El chico se sentó en la cama prolija que olía a lavandas, se enjugó las lágrimas con un pañuelo que apretaba en el puño.

—No le voy...

—Shhh —interrumpió Domingo, cruzando el índice sobre los labios. Se sentó junto a él—. Hablá despacio que las paredes oyen. Hay espías acá.

—¡Espías! —protestó Johny con cierto desdén—. ¡Perdón! No quise dudar de usted. ¿Por qué nadie me dijo que Mateo... Christian, era su hijo? —susurró—. ¿De verdad se llamaba Christian?

—Sí, pero no se lo cuentes a nadie..., nadie tiene que enterarse. Mi verdadero nombre es Eugenio Ramos. Pasa que Mateo..., perdón, es que me acostumbré a llamarlo así.

—Mejor, tampoco yo me acostumbro a llamarlo Christian.

—Mateo nunca quiso que usemos nuestras identidades reales por si algo pasaba. Vos viste lo que es este lugar, acá se hacen cosas... Si bien estamos bastante protegidos, por los clientes que tenemos, nadie asegura que no nos caiga, en algún momento, la policía.

—Y si vienen ¿qué más da que sean Ramos o Portillo?
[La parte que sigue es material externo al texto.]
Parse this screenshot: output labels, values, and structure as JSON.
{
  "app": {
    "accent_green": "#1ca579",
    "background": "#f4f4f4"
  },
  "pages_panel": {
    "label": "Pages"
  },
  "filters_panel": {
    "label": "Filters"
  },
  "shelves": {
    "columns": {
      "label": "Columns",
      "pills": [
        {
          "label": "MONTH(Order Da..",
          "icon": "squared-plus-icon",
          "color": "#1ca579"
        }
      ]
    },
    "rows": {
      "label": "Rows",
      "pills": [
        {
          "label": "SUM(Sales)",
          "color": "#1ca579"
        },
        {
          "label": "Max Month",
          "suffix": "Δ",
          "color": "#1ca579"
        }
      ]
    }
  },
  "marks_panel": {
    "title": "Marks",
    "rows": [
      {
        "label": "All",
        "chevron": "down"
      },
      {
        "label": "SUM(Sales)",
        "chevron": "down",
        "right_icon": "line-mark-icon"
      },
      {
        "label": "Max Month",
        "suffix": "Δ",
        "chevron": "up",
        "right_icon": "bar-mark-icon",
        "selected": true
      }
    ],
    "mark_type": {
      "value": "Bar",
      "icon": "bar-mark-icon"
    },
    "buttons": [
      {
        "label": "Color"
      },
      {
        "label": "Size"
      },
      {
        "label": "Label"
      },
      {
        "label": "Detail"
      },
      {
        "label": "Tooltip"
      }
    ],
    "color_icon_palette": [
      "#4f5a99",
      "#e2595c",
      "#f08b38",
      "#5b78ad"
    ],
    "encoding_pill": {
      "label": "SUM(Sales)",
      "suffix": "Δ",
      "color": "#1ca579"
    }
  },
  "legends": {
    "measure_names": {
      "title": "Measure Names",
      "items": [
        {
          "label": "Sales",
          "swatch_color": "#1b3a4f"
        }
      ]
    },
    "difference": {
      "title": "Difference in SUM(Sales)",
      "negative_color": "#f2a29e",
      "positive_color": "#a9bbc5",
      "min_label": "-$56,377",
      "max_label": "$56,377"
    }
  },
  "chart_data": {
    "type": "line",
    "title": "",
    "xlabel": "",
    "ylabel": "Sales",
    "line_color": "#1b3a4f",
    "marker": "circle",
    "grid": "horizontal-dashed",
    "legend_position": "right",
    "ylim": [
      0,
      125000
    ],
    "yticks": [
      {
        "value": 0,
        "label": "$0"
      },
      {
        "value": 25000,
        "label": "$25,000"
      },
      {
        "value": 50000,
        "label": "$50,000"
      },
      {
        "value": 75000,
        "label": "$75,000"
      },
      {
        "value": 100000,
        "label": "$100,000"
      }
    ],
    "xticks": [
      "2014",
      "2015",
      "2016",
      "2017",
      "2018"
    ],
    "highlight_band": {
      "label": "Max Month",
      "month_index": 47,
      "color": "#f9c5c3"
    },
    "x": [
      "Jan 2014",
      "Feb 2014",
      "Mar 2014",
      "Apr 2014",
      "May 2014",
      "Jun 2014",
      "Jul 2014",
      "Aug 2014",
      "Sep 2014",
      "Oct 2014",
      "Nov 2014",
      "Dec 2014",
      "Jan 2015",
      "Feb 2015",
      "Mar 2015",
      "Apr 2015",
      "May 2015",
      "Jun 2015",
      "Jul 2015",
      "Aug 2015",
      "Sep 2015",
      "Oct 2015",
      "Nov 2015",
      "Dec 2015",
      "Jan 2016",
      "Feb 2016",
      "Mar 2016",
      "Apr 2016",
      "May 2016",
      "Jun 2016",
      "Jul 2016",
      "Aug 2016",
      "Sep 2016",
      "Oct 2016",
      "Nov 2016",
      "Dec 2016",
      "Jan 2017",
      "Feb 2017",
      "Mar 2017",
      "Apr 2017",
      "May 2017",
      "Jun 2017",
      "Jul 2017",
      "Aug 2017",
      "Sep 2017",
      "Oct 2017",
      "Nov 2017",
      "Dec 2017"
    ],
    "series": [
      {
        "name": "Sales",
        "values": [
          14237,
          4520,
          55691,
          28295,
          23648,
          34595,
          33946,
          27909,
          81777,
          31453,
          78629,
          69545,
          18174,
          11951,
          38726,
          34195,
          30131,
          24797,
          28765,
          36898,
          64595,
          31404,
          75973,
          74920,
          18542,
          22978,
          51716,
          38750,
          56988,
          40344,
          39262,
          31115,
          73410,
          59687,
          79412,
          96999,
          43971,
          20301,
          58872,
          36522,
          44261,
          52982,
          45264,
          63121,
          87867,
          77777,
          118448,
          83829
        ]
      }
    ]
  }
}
—Es que el plan era que cuando cayera la cana, ni Mateo ni yo estuviéramos acá. ¡Ni vos! Tenemos gente que nos hubiera avisado. Después ¡que nos busquen! No nos iban a encontrar porque Mateo Portillo y Domingo Heredia no existen. Pero ya está, ya no... —El hombre soltó un sollozo.

—Tenemos que irnos esta misma noche —indicó Johny con suavidad. Domingo crispó la mirada.

—¡Yo no me voy a mover de acá!

—¡Pero eso es lo que nos pide Mateo! —El chico enarboló el papel apretujado entre sus dedos—. ¡Pensé que usted lo sabía, que por eso quería hablar después que la leyera!

—¡Sí que lo sabía! ¡Pero yo no me voy a ir de acá hasta no saber quién mató a mi hijo! Porque lo mataron, ¿verdad? ¿Vos lo viste? Al cuerpo, ¿lo viste?

Johny negó con la cabeza mientras se retorcía los dedos. ¿Cómo decirle que vio la cabeza de su hijo destrozada sobre una cama? ¿Que un sádico lo mató a golpes y desparramó su cerebro por todo la habitación? ¿Cómo decirle que después vinieron otros tipos, se lo llevaron y no quedaron rastros? ¿Que jamás se encontraría su cuerpo?

—¡Nunca se va a encontrar el cuerpo! —gimió el hombre, acurrucado contra la pared.

—Tal vez nos esté esperando en...

—¡No digas pelotudeces! —Domingo se puso de pie—. ¡Mateo y yo teníamos un código! Al no recibirlo después de pedírselo con insistencia, ¡supe que estaba muerto! ¿O qué te creés? ¿Que te di ese sobre porque tuve un presentimiento?

Johny bajó la vista, no se había puesto a pensar en cómo fue que Domingo se había enterado de la muerte de Mateo.

—Pero, por algo nos pidió que nos fuéramos —insistió.

—¡Mateo siempre supo que existía la posibilidad de que lo matasen, todo esto es muy peligroso! El pobrecito pensaba que, cuando pasara, lo harían porque alguien destapó la verdad sobre La Colmena y que, para que no hablásemos, nos boletearían a todos, pero yo no pienso igual. Si alguien quisiera callarnos ya lo hubiera hecho, ¿no te parece?—Johny movió la cabeza, confundido, no tenía idea de nada, no se hallaba en condiciones de pensar—. Yo no me voy a ir hasta no dar con el que lo mató.